Severino Angelino / Saúde Mental
Adolescência: A Revoada Edípica e o Confronto com os Pais
O que ele desafia não é o seu amor, mas a sua autoridade.
A fase da adolescência - Por: Severino Angelino"Vocês não mandam mais em mim!" "Isso é injusto!" "Ninguém da minha idade passa por isso!"
Se essas frases ecoam na sua casa, respire fundo. Seu filho não se tornou uma pessoa difícil da noite para o dia. Ele está passando por uma fase crucial de desenvolvimento psíquico: a reativação do Complexo de Édipo.

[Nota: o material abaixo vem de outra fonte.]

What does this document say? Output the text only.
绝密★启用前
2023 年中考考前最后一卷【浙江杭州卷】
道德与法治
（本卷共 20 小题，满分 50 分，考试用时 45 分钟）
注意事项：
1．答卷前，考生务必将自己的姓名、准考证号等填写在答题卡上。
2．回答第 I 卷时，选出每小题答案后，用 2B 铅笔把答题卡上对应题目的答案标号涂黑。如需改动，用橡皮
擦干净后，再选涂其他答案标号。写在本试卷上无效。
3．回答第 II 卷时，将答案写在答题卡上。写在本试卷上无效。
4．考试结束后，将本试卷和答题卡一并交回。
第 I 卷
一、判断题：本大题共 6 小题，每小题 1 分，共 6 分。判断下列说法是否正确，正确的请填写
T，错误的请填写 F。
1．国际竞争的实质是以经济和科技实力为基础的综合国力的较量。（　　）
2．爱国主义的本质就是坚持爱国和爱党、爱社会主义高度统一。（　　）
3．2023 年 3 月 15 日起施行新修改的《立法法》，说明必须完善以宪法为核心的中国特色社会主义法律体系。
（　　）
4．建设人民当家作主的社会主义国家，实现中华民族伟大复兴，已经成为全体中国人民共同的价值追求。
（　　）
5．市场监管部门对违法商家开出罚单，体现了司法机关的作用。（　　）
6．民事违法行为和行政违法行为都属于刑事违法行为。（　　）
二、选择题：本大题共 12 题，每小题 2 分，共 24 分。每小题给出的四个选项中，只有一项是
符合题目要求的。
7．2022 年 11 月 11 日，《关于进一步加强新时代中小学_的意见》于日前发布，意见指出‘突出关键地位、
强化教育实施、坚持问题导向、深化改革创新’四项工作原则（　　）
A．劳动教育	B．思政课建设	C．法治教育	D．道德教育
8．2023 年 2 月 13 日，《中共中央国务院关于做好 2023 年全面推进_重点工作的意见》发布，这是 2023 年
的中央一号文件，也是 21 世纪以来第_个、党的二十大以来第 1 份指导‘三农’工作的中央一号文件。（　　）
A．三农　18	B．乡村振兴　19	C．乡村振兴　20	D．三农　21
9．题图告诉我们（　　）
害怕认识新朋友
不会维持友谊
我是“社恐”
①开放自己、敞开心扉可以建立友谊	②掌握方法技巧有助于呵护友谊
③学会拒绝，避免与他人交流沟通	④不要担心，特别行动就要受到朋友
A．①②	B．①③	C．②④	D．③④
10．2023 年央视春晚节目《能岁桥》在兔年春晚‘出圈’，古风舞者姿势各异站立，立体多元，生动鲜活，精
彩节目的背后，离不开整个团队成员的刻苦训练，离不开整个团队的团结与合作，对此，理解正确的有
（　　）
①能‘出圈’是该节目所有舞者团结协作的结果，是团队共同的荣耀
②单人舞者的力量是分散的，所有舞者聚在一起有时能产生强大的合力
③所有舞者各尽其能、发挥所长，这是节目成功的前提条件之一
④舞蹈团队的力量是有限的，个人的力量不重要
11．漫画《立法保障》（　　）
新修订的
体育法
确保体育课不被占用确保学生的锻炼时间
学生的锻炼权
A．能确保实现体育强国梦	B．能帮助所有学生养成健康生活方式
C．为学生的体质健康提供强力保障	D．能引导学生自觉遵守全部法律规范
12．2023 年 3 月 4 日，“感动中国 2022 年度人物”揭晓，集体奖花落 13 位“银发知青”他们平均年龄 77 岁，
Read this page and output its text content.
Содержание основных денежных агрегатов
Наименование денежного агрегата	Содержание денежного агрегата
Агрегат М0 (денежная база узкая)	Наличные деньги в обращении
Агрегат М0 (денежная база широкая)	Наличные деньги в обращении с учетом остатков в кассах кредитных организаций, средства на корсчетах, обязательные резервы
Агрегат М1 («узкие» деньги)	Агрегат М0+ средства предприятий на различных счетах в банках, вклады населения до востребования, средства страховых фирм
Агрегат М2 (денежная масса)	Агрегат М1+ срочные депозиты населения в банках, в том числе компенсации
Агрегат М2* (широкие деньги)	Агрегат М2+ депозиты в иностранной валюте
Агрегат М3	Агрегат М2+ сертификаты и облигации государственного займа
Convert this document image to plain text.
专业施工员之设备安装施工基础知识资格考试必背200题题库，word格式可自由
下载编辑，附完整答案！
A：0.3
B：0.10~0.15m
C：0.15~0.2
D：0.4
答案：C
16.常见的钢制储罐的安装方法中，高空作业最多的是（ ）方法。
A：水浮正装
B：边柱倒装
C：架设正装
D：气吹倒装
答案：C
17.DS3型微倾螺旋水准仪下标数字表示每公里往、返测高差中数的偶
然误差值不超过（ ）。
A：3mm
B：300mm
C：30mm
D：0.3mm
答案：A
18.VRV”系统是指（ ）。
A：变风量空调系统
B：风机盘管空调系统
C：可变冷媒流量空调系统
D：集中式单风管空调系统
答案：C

Na infância, esse complexo foi a estrutura que permitiu à criança se identificar com os pais, internalizar regras e estabelecer uma base de segurança emocional. Era uma fase de dependência, de aprendizado de limites e de construção do senso de identidade. Agora, na adolescência, esse mesmo complexo é reativado com um propósito oposto: ser superado. O adolescente precisa, simbolicamente, "derrubar" os pais idealizados da infância para se tornar um sujeito autônomo, dono do seu próprio desejo e capaz de estabelecer sua própria identidade.
A rebeldia, portanto, é um sinal de saúde. É a luta pela independência, uma tentativa de encontrar seu espaço no mundo. O que ele desafia não é o seu amor, mas a sua autoridade. E aqui reside um paradoxo fundamental: mesmo lutando contra os limites impostos pelos pais, o adolescente os necessita desesperadamente. A "lei" — as regras da casa — funciona como um contorno que o protege do excesso interno, da confusão, da angústia e do caos emocional. Sem ela, a liberdade se transforma em prisão, e a autonomia, em isolamento.
Seu papel, então, precisa evoluir. De um controlador onipresente, você é convidado a se tornar uma testemunha atenta e um conselheiro sábio. Uma postura mais humilde, às vezes dolorosa, mas essencial para esse momento de transição. Significa estar presente, oferecer um porto seguro, sem tentar controlar cada passo, e ao mesmo tempo, aprender a recuar quando necessário. Permitir que ele enfrente as consequências de suas escolhas — dentro de limites saudáveis — é um ato de amor profundo. É, na verdade, o maior presente que você pode oferecer para ajudá-lo a voar com seus próprios pés, construindo uma autonomia sólida e consciente.
Essa fase exige paciência, compreensão e uma escuta atenta às necessidades internas do adolescente. É um momento de transformação, onde a autoridade parental se reconfigura, dando espaço para que o jovem descubra sua própria voz, seus desejos e seus limites. Assim, a revoada edílica, embora desafiadora, é também uma oportunidade de fortalecer os laços, de promover o crescimento emocional e de preparar o terreno para uma relação mais madura e equilibrada no futuro.